05.14 -07.10.2021
Curated by Eleni Riga at Callirrhoë with works by Hellen Ascoli, Edgar Calel, Regina José Galindo, Sandra Monterroso and Naufus Ramirez-Figueroa.
The exhibition Radical Empathies focuses on the intersection of feminism and ecology featuring artists from Guatemala where authoritarian regimes as well as western interventionism have brutally inscribed their politics on all bodies: human, animal, plant and celestial. These bodies, vulnerable, unstable and transient deflect fixed notions of violence and provide a space of resistance and resilience. Throughout the exhibition the body is considered to be a medium of transmitting knowledge, social memory and identity without separating the knowledge from the knower.1 Speaking from a South-South interrelation, empathy is yet another strategy we use to show that these urgencies, the abuse of people identifying as women and all the people who do not benefit from the patriarchal institution as well as climate change are not limited in the interior of geographical borders.

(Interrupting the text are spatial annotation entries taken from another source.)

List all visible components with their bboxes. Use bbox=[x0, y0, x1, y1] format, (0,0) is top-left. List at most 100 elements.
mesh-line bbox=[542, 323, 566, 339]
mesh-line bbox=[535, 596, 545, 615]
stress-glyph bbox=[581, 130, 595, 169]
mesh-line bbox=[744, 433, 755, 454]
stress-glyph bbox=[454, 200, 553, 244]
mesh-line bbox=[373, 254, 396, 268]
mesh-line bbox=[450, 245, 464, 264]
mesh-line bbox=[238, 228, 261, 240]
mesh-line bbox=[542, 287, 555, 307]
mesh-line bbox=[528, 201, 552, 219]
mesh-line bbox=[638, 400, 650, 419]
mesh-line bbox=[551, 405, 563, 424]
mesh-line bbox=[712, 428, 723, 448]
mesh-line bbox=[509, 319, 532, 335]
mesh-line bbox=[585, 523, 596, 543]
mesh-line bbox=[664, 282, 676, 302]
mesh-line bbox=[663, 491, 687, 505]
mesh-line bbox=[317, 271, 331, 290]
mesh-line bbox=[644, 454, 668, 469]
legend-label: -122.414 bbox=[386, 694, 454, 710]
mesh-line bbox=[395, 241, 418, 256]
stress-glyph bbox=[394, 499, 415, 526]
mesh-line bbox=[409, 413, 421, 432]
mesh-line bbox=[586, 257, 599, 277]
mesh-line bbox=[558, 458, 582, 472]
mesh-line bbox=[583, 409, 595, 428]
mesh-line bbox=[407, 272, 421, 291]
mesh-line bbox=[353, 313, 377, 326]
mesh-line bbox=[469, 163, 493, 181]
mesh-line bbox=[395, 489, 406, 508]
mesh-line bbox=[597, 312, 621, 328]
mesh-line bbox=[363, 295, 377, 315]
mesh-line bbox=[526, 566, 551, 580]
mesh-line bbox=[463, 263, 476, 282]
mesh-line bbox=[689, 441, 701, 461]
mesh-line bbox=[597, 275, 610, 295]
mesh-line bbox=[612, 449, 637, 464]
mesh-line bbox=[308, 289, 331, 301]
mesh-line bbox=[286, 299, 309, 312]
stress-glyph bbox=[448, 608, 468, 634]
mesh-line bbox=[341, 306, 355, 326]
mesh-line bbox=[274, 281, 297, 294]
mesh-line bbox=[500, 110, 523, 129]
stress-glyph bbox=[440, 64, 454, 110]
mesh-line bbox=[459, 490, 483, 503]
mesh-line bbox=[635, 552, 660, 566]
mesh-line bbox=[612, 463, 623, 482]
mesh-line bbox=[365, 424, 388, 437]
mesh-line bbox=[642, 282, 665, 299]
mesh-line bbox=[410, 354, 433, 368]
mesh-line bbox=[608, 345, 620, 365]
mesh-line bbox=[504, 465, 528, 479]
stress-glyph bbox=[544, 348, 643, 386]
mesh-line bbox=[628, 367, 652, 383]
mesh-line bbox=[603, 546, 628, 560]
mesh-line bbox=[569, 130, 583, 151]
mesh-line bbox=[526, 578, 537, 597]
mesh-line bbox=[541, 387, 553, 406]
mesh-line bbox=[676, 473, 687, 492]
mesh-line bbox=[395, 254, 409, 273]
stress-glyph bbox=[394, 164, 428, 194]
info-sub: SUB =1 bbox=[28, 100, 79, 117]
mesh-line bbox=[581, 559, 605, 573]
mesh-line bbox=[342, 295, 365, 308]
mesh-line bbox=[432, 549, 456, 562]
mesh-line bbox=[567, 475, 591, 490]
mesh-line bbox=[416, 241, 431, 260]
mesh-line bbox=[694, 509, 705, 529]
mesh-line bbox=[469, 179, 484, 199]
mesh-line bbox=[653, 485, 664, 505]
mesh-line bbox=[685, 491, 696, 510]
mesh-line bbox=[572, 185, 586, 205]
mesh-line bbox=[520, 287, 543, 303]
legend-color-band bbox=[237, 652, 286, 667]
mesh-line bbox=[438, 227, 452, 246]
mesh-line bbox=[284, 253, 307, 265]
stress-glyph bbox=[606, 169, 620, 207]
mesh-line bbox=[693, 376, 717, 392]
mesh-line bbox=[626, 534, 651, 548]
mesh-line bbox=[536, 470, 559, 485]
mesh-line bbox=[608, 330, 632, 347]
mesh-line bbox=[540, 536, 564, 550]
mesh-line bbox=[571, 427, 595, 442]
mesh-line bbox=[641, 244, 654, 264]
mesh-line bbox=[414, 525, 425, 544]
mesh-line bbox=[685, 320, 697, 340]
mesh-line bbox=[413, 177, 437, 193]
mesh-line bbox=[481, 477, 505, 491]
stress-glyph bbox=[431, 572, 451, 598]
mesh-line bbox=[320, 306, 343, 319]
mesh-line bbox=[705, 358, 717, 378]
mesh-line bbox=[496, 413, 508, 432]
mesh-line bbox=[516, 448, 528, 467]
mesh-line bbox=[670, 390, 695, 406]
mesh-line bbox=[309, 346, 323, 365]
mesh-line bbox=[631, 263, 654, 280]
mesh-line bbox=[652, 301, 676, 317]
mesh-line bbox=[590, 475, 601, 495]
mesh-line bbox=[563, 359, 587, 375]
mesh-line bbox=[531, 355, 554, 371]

Personally, I value empathy as an exercise of understanding and connecting with the others and the cosmos.Nevertheless, I hadn’t fully grasped its inherent complexities until I moved to the North. Empathy could be associated with the reproduction of paternalism since it denotes a position of power. In Octavia Butler’s science fiction novel, The Parable of the Sower (1993), the female protagonist is born with hyperempathy, the ability to physically experience the feelings of others (both pain and pleasure) while she lives in a futuristic society in decay due to global warming. Butler interrogates the relationship between feelings and politics, creating an ambivalent situation. Her main character doesn’t only preach but actually creates a grassroots political movement. From this grey area between tools for personal transformation and political act, I am attempting to talk from a position of interdependence of systems of oppression.